Interestingly, while the results of the C2 JIT and GraalVM CE JIT compilers averaged similar, they differed significantly in terms of specific capabilities. C2 offers advanced support for intrinsics (embedded functions specifically handled by the processor) and vectorisation (processing data in blocks instead of one at a time), and better exception management than GraalVM CE JIT, but has limitations in inlining heuristics (inserting the content of a function in place of its call), devirtualisation (optimising method calls in objects) of complex calls and, in rare cases, may fail to compile, resulting in the use of less optimal execution paths (such as stopping compilation at C1 or even interpreted code level).

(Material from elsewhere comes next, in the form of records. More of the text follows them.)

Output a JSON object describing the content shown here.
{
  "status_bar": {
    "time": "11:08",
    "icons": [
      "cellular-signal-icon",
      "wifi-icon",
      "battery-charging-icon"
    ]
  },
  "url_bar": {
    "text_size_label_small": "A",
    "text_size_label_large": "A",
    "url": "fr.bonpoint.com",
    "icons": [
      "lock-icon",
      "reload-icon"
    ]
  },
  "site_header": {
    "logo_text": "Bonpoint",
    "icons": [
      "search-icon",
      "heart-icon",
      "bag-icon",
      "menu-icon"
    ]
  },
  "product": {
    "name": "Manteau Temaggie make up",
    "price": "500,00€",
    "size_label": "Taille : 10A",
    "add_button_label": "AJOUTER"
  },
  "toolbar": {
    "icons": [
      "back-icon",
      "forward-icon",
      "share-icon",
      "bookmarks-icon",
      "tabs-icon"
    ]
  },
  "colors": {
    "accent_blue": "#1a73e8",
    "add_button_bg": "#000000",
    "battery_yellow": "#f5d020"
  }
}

As I mentioned, the text is very comprehensive, so if you are curious (and have the patience), you can check out the individual results. I'll probably use it more than once, and it will serve me as a detailed (really detailed) source of information on the strengths and weaknesses of various JIT compilers. Of course, as is usual in this type of publication, the article ends with a reminder that while the Oracle GraalVM JIT compiler does indeed lead the way in terms of performance, the choice of JVM distribution should not be based solely on micro-benchmark results - there's one thing you can't hide: in 2024, GraalVM has a really good run.